Hay returned to the manager's job shortly into 2003–04 season, this time in sole charge, taking over from Marcio Maximo after just 9 games of the season. Hay went on to win the Scottish League Cup while the club was in administration, beating heavy favourites Hibernian (who beat Celtic and Rangers en route to the final). Despite this success, the veteran boss was released at the end of the season to be replaced by Allan Preston, one of his first team coaches, by new chairman, Pearse Flynn of the Lionheart Consortium.

===Dunfermline Athletic===
Hay was then appointed manager of Dunfermline Athletic, succeeding Jimmy Calderwood. He rejoined with Jim Leishman who was the Fife club's Director of Football. He was sacked near the end of the season with the club struggling in the Scottish Premier League.

==After management==

Hay rejoined Livingston on 16 June 2008 in an advisory role. He briefly became interim manager in 2009 after Paul Hegarty was suspended by the club.

In 2015 Hay returned to Celtic as a director of the Celtic Pools, which raises money for the youth academy.

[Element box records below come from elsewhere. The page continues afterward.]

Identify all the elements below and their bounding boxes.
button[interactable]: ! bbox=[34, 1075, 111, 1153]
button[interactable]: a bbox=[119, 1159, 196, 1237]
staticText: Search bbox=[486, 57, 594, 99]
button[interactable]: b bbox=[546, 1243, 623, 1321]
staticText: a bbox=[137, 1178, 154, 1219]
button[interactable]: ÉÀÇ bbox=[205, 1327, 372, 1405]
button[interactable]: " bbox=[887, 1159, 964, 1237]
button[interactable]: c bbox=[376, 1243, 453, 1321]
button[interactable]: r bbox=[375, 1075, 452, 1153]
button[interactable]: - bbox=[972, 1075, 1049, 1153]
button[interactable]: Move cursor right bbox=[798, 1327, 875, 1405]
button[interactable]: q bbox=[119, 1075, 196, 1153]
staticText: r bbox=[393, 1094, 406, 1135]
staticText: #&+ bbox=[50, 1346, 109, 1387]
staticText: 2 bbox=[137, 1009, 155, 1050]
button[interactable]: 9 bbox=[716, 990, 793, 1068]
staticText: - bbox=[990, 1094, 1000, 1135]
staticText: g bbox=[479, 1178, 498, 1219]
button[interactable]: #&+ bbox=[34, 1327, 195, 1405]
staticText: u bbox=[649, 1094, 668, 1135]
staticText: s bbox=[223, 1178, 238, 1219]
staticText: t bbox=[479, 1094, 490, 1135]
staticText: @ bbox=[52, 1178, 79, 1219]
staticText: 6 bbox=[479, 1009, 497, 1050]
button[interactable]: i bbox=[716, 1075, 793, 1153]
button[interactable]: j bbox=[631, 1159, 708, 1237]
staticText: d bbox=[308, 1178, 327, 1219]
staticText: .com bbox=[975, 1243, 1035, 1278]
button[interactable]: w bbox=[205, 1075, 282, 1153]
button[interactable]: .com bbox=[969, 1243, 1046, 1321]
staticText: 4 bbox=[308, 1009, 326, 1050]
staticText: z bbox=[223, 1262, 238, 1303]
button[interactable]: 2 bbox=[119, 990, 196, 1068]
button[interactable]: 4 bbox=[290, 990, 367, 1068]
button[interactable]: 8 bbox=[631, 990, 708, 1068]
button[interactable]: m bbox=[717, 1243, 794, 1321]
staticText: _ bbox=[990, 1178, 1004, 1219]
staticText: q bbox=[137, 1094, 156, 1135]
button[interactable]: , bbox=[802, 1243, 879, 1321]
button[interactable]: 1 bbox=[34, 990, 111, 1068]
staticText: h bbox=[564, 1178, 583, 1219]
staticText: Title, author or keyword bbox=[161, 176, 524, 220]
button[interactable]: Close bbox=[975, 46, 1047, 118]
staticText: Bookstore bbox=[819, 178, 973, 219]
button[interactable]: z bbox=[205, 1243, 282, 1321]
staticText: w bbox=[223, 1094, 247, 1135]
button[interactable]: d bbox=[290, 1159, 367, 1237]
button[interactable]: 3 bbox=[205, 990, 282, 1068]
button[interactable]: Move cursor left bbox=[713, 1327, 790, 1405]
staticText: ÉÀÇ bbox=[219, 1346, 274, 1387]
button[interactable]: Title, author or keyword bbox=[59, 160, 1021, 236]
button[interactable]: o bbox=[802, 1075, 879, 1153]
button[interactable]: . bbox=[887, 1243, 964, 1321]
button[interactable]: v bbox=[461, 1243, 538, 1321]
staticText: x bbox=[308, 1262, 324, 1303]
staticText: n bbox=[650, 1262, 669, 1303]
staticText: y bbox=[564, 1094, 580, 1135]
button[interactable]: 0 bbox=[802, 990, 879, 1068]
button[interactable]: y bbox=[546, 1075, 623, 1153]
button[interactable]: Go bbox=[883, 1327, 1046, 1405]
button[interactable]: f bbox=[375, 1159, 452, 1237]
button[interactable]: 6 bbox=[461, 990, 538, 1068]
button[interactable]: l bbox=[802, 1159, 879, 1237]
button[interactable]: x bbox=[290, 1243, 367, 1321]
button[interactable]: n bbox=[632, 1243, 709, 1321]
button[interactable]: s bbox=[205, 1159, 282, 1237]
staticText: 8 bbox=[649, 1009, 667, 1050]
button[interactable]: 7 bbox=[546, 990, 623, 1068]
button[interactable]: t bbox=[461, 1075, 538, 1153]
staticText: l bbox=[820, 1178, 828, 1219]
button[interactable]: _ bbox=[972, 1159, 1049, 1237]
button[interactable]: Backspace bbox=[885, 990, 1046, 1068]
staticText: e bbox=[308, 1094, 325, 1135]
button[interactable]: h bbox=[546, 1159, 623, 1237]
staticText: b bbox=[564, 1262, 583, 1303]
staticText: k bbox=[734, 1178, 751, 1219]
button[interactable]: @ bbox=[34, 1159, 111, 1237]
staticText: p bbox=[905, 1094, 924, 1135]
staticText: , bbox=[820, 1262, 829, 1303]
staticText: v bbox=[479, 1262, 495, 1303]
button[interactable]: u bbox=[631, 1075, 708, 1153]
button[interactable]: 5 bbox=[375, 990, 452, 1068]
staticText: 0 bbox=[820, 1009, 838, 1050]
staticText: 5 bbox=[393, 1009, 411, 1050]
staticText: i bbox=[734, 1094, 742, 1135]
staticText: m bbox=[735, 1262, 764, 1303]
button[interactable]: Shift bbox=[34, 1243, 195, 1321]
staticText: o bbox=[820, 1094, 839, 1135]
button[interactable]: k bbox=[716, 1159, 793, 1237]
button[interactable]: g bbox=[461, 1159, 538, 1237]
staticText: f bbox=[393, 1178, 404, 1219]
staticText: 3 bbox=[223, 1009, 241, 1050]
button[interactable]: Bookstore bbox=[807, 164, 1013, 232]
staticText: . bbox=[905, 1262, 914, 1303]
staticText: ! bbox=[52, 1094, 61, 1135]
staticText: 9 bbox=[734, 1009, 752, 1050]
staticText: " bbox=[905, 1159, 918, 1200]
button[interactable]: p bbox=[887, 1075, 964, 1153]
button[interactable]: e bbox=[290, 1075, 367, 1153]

He has also worked in a business development role for New College Lanarkshire.

== Honours ==
=== Player ===
Celtic
- Scottish League champions (5): 1969–70, 1970–71, 1971–72, 1972–73, 1973–74
- Scottish Cup (2): 1970–71, 1973–74
- Scottish League Cup: 1969–70
- Glasgow Cup: 1969–70
- European Cup runner-up: 1969–70

Chelsea
- Football League Second Division promoted: 1976–77

Scotland
- British Home Championship: 1969–70, 1973–74 (shared)

Individual
- Rothmans Golden Boots Awards: 1970, 1974

===Manager===
Motherwell
- Scottish First Division: 1981–82

Celtic
- Scottish League champions: 1985–86
- Scottish Cup: 1984–85

Lillestrøm
- Norwegian League champions: 1989

Livingston
- Scottish First Division: 2000–01
- Scottish League Cup: 2003–04

==Career statistics==
===International===

Scotland national team
| Year | Apps | Goals |
| 1970 | 4 | 0 |
| 1971 | 7 | 0 |
| 1972 | — |  |
| 1973 | 7 | 0 |
| 1974 | 9 | 0 |
| Total | 27 | 0 |

=== Managerial statistics ===

| Team | Nat | From | To | Record |  |  |  |  |  |
| G | W | D | L | Win % |
| Motherwell | Scotland | August 1981 | May 1982 | 40 | 26 | 9 | 5 | 065.00 |
| Celtic | Scotland | August 1983 | May 1987 | 209 | 119 | 50 | 40 | 056.94 |
| Lillestrøm | Norway | 1989 | 1989 | 38 | 23 | 8 | 7 | 060.53 |
| St Mirren | Scotland | March 1991 | May 1992 | 55 | 7 | 17 | 31 | 012.73 |
| Livingston | Scotland | March 2000 | July 2003 | 147 | 67 | 32 | 48 | 045.58 |
| Livingston | Scotland | October 2003 | July 2004 | 39 | 15 | 11 | 13 | 038.46 |
| Dunfermline Athletic | Scotland | June 2004 | May 2005 | 42 | 8 | 12 | 22 | 019.05 |

- First spell at Livingston was a co-manager role with Jim Leishman.